To understand what these different behaviors or characteristics are, we can look to analyze the attributes of each cluster, in terms of the variables we fed into the k-means algorithm.


# profile clusters (mean % sales for each product area)
cluster_summary = data_for_clustering.groupby("cluster")[["Dairy","Fruit","Meat","Vegetables"]].mean().reset_index()

The code shows the mean spend percentages for the different food product areas for each cluster.

Cluster Dairy Fruit Meat Vegetables
0 22.1% 26.5% 37.7% 13.8%
1 0.2% 63.8% 0.4% 35.6%
2 36.4% 39.4% 2.9% 21.3%

For Cluster 0 we see a reasonably significant portion of spend being allocated to each of the product areas. For Cluster 1 we see quite high proportions of spend being allocated to Fruit & Vegetables, but very little to the Dairy & Meat product areas.

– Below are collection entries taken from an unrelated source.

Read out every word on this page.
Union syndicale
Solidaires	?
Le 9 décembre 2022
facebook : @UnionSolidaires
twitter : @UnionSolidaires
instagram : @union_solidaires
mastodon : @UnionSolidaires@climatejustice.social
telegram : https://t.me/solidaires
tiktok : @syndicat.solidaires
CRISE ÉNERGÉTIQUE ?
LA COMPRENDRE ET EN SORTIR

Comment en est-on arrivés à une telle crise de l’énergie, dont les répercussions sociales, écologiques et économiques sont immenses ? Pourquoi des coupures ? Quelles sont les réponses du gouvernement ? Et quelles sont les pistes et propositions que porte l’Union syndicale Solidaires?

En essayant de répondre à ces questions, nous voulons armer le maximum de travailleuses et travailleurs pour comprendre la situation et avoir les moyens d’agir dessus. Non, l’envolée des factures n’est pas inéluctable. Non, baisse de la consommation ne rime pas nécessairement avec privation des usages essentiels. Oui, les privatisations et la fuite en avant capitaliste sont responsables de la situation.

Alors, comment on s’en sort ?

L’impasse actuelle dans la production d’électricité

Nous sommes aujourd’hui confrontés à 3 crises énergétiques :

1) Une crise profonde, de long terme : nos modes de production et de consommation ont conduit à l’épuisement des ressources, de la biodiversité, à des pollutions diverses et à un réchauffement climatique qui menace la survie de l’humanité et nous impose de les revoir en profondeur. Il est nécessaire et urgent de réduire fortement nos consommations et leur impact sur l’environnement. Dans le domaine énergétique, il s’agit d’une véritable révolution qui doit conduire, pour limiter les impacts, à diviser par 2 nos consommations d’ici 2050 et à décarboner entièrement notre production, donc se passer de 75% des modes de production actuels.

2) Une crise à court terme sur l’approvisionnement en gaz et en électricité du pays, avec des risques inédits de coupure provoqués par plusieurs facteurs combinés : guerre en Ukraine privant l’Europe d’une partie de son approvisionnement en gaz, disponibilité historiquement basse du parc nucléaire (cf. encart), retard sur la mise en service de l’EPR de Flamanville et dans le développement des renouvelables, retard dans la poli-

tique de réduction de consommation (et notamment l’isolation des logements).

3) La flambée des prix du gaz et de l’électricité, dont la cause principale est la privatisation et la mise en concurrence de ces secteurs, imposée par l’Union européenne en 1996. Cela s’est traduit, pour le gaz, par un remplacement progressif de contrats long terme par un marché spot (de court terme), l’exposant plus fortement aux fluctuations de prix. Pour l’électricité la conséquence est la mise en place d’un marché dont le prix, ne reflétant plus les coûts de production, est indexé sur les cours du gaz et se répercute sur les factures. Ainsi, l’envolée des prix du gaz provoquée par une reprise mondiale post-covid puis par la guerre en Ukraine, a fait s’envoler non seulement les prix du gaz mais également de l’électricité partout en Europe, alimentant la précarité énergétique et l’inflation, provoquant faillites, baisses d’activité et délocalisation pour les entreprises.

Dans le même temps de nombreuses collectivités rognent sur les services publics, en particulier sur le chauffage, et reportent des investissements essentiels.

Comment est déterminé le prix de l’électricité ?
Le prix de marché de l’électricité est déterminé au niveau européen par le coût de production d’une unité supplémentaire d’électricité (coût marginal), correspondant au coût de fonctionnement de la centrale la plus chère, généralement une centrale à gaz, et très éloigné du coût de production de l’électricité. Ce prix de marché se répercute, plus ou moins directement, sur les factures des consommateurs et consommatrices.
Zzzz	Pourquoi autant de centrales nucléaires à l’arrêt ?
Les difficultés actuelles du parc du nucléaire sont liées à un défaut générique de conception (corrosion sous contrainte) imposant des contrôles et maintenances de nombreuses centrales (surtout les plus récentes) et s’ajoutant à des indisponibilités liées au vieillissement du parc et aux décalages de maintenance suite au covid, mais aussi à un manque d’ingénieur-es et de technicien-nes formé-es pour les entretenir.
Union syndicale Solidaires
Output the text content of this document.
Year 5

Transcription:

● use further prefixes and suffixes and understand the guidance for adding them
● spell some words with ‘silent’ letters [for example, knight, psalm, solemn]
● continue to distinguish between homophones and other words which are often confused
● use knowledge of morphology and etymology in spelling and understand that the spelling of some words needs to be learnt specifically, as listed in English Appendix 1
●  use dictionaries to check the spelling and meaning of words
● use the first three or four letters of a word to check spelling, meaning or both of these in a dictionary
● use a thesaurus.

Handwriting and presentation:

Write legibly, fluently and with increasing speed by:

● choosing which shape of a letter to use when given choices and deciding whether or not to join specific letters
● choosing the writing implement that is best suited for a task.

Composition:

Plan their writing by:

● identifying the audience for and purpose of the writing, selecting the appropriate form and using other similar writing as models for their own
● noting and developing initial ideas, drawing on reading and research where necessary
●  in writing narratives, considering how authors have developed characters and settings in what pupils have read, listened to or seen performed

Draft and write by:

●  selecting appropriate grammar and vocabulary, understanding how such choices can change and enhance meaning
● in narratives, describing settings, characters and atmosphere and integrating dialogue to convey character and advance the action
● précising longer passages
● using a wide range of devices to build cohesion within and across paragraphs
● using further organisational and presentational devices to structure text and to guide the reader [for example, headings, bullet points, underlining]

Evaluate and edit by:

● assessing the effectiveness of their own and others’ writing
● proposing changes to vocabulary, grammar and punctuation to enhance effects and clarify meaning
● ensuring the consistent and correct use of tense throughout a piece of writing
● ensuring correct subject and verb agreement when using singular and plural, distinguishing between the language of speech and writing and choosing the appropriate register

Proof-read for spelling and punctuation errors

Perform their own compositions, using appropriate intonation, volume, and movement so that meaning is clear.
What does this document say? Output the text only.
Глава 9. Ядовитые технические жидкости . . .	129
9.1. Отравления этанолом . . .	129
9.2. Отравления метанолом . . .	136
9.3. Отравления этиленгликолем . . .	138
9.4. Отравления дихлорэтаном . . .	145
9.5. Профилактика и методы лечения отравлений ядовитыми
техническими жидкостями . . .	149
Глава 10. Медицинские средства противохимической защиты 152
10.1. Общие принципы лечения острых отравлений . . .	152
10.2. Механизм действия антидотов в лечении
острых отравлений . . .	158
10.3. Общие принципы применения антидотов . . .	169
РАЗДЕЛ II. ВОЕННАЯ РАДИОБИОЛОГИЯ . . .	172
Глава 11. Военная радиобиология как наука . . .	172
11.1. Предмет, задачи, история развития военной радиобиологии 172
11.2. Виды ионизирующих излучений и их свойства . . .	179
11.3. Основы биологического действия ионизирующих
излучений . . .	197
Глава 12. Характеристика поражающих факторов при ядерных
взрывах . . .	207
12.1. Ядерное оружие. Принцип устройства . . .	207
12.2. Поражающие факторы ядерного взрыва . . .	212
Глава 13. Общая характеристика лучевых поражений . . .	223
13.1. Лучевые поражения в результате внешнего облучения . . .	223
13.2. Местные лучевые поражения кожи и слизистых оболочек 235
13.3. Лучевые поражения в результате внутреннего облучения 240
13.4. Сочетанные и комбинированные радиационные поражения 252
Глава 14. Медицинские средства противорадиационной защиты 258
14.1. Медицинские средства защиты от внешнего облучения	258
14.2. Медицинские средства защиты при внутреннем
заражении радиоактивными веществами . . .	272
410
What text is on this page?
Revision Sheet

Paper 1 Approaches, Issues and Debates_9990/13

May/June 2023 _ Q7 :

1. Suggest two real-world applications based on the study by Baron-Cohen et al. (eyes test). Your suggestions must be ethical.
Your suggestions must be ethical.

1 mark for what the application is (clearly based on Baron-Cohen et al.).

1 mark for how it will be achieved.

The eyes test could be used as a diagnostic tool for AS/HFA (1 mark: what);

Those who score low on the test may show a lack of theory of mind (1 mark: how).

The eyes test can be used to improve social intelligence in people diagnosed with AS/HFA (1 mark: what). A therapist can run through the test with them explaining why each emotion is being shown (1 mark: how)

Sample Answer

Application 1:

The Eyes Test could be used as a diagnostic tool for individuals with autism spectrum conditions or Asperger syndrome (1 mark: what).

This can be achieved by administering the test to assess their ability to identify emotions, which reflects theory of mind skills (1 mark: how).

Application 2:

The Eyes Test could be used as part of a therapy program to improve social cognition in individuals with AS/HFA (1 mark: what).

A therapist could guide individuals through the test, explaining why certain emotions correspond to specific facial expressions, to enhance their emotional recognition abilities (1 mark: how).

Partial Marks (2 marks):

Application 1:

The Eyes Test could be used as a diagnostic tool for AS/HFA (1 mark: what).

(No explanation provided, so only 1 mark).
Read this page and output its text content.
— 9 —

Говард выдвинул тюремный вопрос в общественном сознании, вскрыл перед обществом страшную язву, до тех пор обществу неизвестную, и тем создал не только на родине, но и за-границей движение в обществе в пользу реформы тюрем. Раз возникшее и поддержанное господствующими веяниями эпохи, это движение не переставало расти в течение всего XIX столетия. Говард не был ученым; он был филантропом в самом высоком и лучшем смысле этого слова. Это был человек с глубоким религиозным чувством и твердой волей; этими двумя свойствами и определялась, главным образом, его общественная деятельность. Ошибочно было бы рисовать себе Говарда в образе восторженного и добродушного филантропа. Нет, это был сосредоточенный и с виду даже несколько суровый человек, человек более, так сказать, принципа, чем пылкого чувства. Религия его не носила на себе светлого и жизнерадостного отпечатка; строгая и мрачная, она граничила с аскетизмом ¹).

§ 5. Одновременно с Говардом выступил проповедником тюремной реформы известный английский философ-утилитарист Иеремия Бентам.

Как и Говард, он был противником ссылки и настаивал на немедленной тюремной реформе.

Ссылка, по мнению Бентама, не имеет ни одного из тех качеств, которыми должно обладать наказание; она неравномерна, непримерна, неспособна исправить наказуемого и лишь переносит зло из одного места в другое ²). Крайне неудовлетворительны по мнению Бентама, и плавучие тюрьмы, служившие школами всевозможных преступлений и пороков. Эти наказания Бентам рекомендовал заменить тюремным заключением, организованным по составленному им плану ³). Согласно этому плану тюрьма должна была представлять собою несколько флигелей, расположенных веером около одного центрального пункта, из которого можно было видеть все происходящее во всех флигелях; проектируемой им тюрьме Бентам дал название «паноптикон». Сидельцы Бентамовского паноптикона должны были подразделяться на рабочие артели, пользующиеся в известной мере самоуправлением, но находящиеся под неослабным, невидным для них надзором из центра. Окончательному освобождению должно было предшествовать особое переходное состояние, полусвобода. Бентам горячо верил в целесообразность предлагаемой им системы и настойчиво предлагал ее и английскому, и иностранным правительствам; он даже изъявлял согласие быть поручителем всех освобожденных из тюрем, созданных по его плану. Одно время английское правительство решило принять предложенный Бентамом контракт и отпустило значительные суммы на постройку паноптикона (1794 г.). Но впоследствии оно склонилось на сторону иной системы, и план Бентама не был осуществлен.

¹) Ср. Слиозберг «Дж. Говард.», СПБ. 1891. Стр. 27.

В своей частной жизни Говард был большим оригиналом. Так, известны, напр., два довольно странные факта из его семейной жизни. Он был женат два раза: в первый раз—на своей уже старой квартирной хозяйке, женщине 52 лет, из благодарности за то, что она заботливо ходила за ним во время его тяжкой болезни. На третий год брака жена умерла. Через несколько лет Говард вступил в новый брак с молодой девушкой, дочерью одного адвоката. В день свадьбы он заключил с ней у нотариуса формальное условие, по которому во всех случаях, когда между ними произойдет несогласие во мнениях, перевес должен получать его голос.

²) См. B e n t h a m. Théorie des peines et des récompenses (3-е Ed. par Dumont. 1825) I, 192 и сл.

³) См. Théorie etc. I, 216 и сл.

Again, as seen in the tl:dr a hypothesis could be formed that these customers are following a vegan diet.

Finally customers in Cluster 2 spend, on average, significant portions within Dairy, Fruit & Vegetables, but very little in the Meat product area - so similarly, an early hypothesis could be that these customers are more along the lines of those following a vegetarian diet which would yield some interesting results.


Application

Even those this is a simple solution, having a look at high level product areas and creating customer profiles will help leaders in the business, and category managers gain a clearer understanding of the customer base.

Tracking these clusters over time would allow the client to more quickly react to dietary trends, adjust their messaging, and even improve inventory re-stocking cadences.

Based upon these clusters, the client will be able to target customers more accurately - promoting products & discounts to customers that are truly relevant to them - overall enabling a more customer focused communication strategy.


Growth & Next Steps

It would be interesting to run this clustering/segmentation at a lower level of product areas. For example, clustering spend across the sub-categories below the four categories we had a look at. This would mean we could create more specific clusters, and get an even more granular understanding of dietary preferences within the customer base.

Here we’ve just focused on variables that are linked directly to sales - it could be interesting to also include other customer metrics such as distance to store, gender etc to give a even more well-rounded customer segmentation.

These applications could be applied to a variety of industries like marketing to see similar customers based on page viewing habits or app usage, cluster athletes based on physical profiles or statistical performance and use this to inform draft strategy. There’s a ton of different high-value ideas.